Ashton Body ('24) Awarded 2024 General Education Prize
The Department of Anthropology at Harvard University is glad to share that Ashton Body (’24, Social Anthropology concentrator with a secondary in Global Health and Health Policy) has been selected as one of the recipients of the 2024 General Education Prize. There were many excellent submissions, but the Prize Committee was particularly impressed by her essay describing how GENED 1063 World Health transformed how she sees policy work, problem-solving and care. We hope you will join us in congratulating Ashton on this honor.
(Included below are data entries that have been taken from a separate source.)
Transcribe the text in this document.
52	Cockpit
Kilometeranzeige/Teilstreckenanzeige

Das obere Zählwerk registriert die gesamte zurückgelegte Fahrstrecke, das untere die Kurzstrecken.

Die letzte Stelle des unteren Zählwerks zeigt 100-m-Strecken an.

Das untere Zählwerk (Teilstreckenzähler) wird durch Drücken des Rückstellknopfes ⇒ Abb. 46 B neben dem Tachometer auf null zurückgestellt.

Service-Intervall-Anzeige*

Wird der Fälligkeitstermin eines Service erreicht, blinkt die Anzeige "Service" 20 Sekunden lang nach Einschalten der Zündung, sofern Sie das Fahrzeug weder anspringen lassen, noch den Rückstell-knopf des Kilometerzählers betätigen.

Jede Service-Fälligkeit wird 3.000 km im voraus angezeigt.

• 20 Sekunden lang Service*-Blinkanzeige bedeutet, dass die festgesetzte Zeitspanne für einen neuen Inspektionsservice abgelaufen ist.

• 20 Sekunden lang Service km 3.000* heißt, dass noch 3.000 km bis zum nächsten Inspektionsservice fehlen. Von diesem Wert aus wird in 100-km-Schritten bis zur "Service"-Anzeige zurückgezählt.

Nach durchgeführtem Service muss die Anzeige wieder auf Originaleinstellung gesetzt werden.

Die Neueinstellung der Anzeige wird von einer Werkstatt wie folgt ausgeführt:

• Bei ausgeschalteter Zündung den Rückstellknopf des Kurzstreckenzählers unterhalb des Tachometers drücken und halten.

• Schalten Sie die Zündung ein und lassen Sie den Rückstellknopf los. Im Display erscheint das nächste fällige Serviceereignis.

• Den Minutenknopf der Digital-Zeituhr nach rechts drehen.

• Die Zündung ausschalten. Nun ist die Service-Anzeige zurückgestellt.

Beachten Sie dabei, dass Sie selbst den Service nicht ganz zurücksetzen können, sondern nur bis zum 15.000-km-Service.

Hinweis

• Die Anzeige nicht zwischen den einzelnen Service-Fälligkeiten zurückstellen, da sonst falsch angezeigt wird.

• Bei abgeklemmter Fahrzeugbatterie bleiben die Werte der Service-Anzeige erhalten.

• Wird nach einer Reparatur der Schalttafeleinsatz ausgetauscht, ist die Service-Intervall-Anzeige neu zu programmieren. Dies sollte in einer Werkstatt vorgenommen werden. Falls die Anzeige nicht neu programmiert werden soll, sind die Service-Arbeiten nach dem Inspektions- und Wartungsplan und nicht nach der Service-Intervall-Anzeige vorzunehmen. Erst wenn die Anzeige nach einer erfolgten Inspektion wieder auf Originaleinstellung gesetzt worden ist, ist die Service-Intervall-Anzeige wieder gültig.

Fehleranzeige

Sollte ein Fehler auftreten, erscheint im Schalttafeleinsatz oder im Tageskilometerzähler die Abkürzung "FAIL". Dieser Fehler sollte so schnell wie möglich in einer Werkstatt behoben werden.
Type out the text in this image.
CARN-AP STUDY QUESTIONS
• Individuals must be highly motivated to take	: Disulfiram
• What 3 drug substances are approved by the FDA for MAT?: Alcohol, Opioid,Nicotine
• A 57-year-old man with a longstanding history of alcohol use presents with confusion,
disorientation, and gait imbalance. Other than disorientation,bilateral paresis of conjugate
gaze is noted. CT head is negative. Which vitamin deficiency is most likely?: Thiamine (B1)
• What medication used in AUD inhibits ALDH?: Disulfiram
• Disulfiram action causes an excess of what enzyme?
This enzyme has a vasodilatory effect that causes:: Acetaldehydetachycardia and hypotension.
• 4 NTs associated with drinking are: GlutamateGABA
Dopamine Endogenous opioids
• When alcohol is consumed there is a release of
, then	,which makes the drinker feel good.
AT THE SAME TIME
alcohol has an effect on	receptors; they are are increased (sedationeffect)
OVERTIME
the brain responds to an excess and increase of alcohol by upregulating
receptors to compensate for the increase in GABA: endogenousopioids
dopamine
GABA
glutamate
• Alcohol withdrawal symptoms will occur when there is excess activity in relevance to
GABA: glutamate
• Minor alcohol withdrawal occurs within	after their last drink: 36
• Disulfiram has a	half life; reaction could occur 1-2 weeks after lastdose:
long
Based on Ashton’s work in the Cambridge Afterschool program and passion for youth development, her final project for a GenEd course she completed in Spring 2022 was a children's book titled "Bluey's Big Worries" about a fish with anxiety that she wrote and illustrated, designed to provide young people and educators with a fun, accessible, and colorful way to bring mental health and various toolkits into everyday discourse. From this project, with Professor Goldie's support, this book is turning into a multi-book series accompanied with a curriculum pack for educators, resources for young people and families, and more. For the GenEd prize, Ashton submitted a reflection essay on the experience has shaped Ashton and her aspirations as a pediatrician. Taking Professor Andi Wright's Care in Critical Times this semester, Ashton shares that she has been able to think about children's mental health and development not only through a global health lens but also an anthropological one - working to design a curricular pack centered around storytelling as a form of care. All projects mentioned above culminated from the same fundamental belief in medicine as a toolkit for social justice and a pursuit of health equity through various pathways all rooted in community voice and partnership.
Ashton shares with us:
"Bluey's Big Worries," a children's book about mental health that I created for GenEd 1063 World Health: Challenges and Opportunities, came from caring for some very special people in the Cambridge Afterschool Program, collaboration with a dear mentor Professor Sue Goldie and the Global Health Education and Learning Incubator team, and years of support from the Anthropology department and my mentors who I am forever indebted to (like my thesis advisor Salmaan Keshavjee). These teachings--to lead with care, humility, and curiosity--shape how I approach community partnership and the pursuit of health equity, and I am so grateful to learn in such a wonderful community. I deeply believe in the power of storytelling and am excited to see where these adventures take me in medicine, advocacy, and beyond.